Me paro de un salto y voy a ver al pequeño que permanece entretenido en una esquina de la sala. Le acaricio una mejilla con ternura, él lo percibe y responde con una preciosa sonrisa.
- ¿Cómo te llamas? - le pregunto para romper el hielo - ¿Qué edad tienes? - agrego con dulzura.
-Me llamo Abel - responde - tengo cuatro años.
La madre mira sorprendida, pero esbozando una sonrisa de agradecimiento. Yo prosigo con mi conversación:
-Alguien me dijo que siempre le haces caso a mamá y te portas muy bien.
-Sí, ya soy grande - responde graciosamente.
Me conmueve su inocencia, lo abrazo y le pido un beso, que él, de buenas ganas me brinda. Ya un poco alejada del niño le pregunto a ella con determinación:
- ¿Qué quieres de mí? ¿Por qué fue tu hermana a mi casa?
-Nada, yo no quiero nada para mí, pero él - dice, con presteza y señalando a Abel - no pidió nacer, no tiene que pagar por nuestros errores y tiene derechos que no pienso ni quiero quitarle.
Me sonrío, es la primera vez, en nuestra conversación, que muestro esa firmeza de carácter y pienso que ha dejado bien claro que luchará por su hijo, pero, lo que no sabe, es que Alberto solo tiene, en mi casa, objetos de uso personal y esos estoy dispuesta a dárselos con gusto.

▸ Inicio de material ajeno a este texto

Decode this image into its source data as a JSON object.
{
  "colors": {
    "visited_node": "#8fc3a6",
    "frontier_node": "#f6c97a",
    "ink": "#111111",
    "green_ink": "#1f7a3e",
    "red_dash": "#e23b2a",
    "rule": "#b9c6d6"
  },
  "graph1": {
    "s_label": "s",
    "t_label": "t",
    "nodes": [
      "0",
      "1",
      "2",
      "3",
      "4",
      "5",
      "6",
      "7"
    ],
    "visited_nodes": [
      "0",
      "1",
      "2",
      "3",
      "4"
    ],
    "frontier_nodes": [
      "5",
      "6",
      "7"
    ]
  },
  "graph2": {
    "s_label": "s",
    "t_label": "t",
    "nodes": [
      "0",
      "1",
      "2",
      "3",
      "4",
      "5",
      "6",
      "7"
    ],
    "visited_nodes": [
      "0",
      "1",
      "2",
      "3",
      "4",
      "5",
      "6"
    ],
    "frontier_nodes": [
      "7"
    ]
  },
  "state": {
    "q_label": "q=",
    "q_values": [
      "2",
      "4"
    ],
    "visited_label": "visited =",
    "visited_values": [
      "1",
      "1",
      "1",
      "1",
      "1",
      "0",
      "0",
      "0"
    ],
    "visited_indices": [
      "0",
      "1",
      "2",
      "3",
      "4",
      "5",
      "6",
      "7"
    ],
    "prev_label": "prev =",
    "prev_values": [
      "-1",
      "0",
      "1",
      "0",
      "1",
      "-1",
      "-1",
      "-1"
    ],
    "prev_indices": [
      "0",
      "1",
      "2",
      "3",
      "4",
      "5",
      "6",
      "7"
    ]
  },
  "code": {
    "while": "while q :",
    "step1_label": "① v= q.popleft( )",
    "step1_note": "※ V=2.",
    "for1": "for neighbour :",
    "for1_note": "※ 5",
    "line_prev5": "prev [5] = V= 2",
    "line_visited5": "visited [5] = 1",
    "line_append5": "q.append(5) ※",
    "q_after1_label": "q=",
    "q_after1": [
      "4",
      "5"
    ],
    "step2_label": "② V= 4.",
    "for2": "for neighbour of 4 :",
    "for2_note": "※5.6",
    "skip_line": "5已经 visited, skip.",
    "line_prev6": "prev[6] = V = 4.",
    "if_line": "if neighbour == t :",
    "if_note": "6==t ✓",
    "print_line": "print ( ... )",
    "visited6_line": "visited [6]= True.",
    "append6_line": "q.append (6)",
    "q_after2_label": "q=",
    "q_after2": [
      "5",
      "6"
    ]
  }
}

- ¿Cuáles, según tú, serían las propiedades de Alberto? - interrogo con una marcada ironía
Ella queda desconcertada por mi pregunta y hace un ademán extraño para indicar que no está empapada en el tema. De repente se vuelve un poco pálida. Se puede percibir el esfuerzo que realiza para hablar de la herencia. Respiro y nuevamente le pido al Señor sabiduría para lidiar, en mi estado, con tal situación. Suavizando el tono de voz que, he usado hasta el momento, comento:
-La casa y todo lo de adentro es mío. Alberto solo llevó su presencia, algún que otro equipo y los objetos de uso personal.
Ella comienza a llorar y, a modo de justificación, dice:
-Imagínese, estoy sola, no tengo trabajo, ni dispongo de los recursos necesarios para mantenerlo.
-Sé que es difícil para ti - señalo - tendrás que trabajar y crecerte ante la dificultad - y después de unos minutos de silencio agrego - fuimos víctimas de las mentiras de un hombre desleal y egoísta.
Diciendo esto me dirijo, lentamente, a la puerta, dispuesta a dar por terminada la visita. Antes de cruzar el umbral volteo, completamente, el rostro para mirar a las personas que, por cosas del destino, había conocido aquella mañana. No les guardo rencor pues, las considero víctimas, como yo, pero, no quiero relacionarme con ellos, porque forman parte de momentos dolorosos, de mi vida, que quiero superar y dejar en el pasado, aun así, con voz entrecortada digo:
-Todas las pertenencias de Alberto se las haré llegar en los próximos días - y después de unos minutos de silencio agrego - Yo no quiero nada para mí.